Quadrilateral geometry problem, couldn't solve it. So, I got this question a little while ago and couldn't see how to solve it. The problem follows as such: "In the following figure, G is the midpoint of CD and I is the midpoint of GE. BE:EA = 4:1 and CF:FB = 2:5. Find DH:HA."

Any ideas? Am I forgetting some trick of geometry that's required to solve this? I got a ratio of 8:5 using a geometry program, but cannot see how to prove it analytically.

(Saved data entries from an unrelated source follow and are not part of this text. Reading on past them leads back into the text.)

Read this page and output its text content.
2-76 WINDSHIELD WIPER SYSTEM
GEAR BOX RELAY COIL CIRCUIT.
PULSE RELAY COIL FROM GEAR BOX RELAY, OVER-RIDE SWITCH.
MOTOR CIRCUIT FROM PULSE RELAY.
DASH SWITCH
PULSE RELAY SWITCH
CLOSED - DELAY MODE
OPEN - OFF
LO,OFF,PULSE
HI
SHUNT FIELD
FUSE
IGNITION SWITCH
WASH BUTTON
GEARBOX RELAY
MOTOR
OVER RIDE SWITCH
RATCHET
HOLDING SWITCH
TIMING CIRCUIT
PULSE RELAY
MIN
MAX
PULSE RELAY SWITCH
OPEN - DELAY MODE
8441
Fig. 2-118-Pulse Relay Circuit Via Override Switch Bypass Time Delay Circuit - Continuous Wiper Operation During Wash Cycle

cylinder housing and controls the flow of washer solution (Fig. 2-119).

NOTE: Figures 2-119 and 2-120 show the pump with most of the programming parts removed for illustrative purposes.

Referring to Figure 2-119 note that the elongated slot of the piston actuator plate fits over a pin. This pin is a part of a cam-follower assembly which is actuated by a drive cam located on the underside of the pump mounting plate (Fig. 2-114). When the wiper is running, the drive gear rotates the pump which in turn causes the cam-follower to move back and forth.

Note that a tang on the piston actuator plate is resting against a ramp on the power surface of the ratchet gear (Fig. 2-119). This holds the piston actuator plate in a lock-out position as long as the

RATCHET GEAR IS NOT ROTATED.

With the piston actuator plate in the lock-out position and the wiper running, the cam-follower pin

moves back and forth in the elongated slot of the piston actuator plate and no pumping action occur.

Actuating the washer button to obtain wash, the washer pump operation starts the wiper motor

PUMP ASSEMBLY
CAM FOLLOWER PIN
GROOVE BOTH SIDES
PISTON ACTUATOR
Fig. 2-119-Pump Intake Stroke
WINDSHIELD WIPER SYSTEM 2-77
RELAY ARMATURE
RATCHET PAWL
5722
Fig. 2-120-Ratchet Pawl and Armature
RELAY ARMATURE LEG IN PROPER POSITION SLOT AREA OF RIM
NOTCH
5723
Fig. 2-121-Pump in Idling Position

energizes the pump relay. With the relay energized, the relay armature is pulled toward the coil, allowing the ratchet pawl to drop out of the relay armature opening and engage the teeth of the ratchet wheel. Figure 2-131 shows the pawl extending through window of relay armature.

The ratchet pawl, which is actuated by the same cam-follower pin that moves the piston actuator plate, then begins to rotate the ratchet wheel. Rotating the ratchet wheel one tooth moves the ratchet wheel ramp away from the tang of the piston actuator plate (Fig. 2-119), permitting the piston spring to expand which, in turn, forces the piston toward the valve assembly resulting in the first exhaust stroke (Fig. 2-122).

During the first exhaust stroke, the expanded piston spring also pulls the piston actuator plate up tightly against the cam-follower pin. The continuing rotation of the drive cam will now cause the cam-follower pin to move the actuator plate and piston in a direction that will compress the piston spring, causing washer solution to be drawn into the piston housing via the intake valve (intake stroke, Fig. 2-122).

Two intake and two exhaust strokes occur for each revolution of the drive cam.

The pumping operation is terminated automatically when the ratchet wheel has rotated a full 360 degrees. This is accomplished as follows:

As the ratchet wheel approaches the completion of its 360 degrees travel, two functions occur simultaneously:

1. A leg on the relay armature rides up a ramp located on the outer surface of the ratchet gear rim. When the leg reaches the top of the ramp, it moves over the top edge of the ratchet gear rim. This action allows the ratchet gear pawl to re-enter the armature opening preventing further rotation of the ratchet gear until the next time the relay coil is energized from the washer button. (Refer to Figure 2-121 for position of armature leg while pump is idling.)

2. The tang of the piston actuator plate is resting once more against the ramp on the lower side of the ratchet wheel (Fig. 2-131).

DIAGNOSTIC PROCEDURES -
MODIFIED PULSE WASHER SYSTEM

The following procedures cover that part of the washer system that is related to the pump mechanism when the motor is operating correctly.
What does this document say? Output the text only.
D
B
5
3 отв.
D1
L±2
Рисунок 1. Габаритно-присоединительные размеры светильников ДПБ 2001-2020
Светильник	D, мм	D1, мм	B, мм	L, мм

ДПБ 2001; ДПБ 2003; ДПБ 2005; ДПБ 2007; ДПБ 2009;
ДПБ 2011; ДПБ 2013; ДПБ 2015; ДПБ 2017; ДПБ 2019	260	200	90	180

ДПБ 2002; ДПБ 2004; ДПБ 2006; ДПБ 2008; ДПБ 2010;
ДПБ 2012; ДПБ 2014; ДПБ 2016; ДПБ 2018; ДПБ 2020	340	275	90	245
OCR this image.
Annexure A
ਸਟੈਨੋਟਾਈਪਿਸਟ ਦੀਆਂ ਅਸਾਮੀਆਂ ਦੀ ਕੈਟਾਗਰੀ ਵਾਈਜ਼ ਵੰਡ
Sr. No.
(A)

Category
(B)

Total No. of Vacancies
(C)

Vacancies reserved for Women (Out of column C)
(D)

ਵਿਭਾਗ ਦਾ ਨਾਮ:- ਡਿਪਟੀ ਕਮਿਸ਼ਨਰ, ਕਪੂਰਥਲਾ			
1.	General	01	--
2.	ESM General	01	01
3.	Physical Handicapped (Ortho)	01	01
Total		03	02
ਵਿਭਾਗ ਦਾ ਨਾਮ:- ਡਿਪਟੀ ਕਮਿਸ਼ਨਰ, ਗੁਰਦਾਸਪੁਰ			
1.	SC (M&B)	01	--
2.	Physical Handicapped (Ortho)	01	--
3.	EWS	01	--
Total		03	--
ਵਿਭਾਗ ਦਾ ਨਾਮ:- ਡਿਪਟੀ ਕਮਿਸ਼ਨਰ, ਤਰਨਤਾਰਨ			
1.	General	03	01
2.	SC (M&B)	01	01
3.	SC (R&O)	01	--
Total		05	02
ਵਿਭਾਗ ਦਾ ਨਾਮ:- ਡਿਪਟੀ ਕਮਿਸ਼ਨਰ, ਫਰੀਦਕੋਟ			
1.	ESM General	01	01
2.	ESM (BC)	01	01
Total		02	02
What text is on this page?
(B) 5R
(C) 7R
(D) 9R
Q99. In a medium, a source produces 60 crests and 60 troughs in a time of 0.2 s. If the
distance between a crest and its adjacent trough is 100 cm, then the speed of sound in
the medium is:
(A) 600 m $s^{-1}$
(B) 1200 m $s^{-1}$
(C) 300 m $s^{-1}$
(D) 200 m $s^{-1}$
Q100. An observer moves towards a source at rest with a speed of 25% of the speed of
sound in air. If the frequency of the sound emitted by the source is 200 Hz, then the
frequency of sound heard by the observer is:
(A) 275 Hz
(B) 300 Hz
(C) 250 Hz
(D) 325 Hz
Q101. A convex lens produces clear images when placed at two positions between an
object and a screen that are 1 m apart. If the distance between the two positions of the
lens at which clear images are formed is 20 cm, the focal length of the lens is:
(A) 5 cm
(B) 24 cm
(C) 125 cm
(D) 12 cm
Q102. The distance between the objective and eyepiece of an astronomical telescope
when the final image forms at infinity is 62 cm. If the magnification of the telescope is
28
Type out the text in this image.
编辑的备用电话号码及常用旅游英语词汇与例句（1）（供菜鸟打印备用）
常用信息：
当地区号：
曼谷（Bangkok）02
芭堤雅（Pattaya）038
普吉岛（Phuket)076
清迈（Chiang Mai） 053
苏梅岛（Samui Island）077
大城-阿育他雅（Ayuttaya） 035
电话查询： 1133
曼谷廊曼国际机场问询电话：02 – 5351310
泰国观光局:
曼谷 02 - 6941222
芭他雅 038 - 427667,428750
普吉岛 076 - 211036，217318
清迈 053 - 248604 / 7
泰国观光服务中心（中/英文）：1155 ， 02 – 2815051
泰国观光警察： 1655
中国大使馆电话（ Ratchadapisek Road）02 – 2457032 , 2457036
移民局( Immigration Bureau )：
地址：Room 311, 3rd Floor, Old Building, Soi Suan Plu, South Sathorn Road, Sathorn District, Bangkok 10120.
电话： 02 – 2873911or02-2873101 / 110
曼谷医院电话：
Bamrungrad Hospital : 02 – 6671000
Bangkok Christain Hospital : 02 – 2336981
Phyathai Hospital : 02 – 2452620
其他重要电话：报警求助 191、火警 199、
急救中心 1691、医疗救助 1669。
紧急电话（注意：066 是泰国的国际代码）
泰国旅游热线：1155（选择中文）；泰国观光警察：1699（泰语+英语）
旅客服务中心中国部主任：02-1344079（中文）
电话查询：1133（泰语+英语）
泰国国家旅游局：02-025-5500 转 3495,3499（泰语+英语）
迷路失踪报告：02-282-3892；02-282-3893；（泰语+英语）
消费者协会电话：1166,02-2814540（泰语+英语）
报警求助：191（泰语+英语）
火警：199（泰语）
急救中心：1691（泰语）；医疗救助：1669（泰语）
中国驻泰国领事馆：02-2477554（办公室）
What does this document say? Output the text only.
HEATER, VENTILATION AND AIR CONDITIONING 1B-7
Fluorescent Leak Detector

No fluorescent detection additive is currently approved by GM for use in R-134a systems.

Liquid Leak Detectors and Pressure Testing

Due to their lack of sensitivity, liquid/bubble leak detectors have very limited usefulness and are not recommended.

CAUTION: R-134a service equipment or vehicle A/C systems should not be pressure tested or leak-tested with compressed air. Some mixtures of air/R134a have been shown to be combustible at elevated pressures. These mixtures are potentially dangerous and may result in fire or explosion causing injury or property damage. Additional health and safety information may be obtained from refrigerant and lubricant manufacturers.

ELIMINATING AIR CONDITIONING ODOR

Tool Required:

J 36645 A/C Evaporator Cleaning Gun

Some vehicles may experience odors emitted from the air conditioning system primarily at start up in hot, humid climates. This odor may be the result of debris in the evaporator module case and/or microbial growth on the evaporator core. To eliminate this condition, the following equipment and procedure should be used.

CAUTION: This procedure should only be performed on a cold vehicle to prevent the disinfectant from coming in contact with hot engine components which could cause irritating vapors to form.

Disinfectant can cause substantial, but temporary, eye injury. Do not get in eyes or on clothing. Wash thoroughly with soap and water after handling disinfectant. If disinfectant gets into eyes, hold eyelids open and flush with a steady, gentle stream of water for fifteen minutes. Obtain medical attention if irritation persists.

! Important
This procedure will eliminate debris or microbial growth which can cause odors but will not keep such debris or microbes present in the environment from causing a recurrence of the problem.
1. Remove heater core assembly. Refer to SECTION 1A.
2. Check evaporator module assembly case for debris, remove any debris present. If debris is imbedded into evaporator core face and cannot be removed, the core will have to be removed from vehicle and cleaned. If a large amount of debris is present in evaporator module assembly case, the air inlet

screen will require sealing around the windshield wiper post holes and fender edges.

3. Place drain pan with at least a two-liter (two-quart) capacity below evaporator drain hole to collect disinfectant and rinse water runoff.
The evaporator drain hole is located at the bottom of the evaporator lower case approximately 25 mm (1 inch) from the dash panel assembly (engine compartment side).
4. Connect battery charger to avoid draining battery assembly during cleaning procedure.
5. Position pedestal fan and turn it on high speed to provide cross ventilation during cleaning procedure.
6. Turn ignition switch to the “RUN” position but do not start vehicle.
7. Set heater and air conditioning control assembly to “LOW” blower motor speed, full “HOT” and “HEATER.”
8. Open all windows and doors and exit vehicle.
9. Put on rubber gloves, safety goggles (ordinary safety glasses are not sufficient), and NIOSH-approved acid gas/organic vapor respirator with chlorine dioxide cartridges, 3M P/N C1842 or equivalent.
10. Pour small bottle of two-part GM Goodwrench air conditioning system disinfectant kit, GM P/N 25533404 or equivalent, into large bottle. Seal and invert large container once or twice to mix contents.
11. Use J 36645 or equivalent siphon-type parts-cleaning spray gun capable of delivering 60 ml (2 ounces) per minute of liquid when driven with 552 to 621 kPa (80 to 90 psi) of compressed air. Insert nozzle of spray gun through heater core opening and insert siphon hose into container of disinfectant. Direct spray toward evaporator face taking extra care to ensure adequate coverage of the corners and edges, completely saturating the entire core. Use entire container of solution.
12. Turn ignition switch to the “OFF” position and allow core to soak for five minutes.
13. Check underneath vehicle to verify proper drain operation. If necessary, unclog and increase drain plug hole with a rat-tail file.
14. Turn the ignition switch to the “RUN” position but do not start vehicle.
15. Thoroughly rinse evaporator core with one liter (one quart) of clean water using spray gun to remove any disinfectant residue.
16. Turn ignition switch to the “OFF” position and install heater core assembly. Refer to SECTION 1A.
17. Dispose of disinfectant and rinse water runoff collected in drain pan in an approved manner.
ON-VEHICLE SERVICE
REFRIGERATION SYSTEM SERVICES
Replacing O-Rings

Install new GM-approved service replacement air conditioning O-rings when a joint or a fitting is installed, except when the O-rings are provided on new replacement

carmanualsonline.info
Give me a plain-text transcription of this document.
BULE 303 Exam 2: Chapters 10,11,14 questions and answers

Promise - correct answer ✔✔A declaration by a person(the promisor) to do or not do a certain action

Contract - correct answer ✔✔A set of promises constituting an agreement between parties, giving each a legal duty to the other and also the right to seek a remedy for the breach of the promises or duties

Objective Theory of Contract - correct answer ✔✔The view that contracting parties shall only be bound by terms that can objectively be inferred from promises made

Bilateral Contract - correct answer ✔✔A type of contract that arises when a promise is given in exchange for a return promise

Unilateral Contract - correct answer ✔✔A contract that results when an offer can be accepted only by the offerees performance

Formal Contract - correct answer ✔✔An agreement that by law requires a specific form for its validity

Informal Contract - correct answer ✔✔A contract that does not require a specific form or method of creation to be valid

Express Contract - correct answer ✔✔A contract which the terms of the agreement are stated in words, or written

 A: I'm going to use a property of linear parameterization (without proving anything here) which would allow us to deform the figure so that the lines GE and DA are parallel, CD and BA are parallel, and line CB is inclined so that the distance from B to E is 4 times that from E to A.  I will add a line parallel to GE and DA which meets line BA at point K.  I will call L the distance from C to K , G to E , and D to A  .  The proportions of the lengths BK : KE : EA  are  3 : 1 : 1  .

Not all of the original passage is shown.